If you are a foreign national outside of Canada, a visa officer will consider the facts and evidence regarding your inadmissibility and depending on the circumstances may give you the opportunity to respond to their concerns.  If you are determined to be inadmissible, you will not be permitted to enter Canada.  If you are already in Canada and the Canada Border Services Agency (CBSA) or Immigration, Refugees and Citizenship Canada (IRCC) suspects inadmissibility, a “Report Under Subsection 44(1)” is prepared. The case is referred to the Minister’s Delegate and may be sent to the Immigration Division (ID) of the Immigration and Refugee Board of Canada (IRB). Based on the report, an admissibility hearing would be held to determine whether or not you will be allowed to enter or remain in Canada, or be issued a removal order.

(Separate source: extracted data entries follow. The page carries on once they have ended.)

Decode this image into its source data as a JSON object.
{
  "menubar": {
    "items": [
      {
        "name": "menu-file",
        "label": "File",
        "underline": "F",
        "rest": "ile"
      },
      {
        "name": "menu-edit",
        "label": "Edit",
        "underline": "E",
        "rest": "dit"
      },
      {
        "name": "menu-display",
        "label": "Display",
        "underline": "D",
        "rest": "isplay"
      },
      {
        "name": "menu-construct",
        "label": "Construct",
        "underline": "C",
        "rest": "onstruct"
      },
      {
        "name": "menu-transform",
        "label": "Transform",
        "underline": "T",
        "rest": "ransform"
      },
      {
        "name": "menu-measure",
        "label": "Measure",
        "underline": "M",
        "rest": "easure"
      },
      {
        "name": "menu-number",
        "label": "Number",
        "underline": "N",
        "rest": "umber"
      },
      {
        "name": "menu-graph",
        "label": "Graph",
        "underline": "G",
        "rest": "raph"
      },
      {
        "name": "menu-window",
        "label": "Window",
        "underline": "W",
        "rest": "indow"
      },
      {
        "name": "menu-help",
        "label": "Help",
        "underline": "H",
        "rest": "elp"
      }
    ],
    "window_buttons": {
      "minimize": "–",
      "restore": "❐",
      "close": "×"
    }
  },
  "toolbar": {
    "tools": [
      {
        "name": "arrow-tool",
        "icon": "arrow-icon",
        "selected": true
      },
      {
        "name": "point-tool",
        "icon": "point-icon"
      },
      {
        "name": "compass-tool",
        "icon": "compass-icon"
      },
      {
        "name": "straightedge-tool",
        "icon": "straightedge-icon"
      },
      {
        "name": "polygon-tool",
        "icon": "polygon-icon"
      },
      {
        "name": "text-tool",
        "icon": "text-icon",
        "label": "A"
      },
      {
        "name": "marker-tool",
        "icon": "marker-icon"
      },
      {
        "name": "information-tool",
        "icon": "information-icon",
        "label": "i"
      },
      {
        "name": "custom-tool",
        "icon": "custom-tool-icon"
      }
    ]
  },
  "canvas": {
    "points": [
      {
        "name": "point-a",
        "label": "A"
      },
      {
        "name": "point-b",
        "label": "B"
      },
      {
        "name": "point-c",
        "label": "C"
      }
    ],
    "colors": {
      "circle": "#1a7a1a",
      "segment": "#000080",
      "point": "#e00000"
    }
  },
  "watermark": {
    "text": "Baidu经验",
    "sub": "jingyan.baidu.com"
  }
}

These hearings are adversarial, and the Minister’s counsel will prepare a case for removal. While you do have the choice to represent yourself, it is highly recommended that you hire a lawyer who is familiar with the  legal procedures and regulations, and can formulate a legal strategy to assist you. Depending on the situation, if a removal order is issued, you may be able to file a removal order appeal, or apply for judicial review at the Federal Court of Canada. With 25 years of experience in immigration, including complex cases, we can evaluate your circumstances and ensure that you put your best evidence forward. It should be noted that failing to attend an inadmissibility hearing will result in an arrest warrant.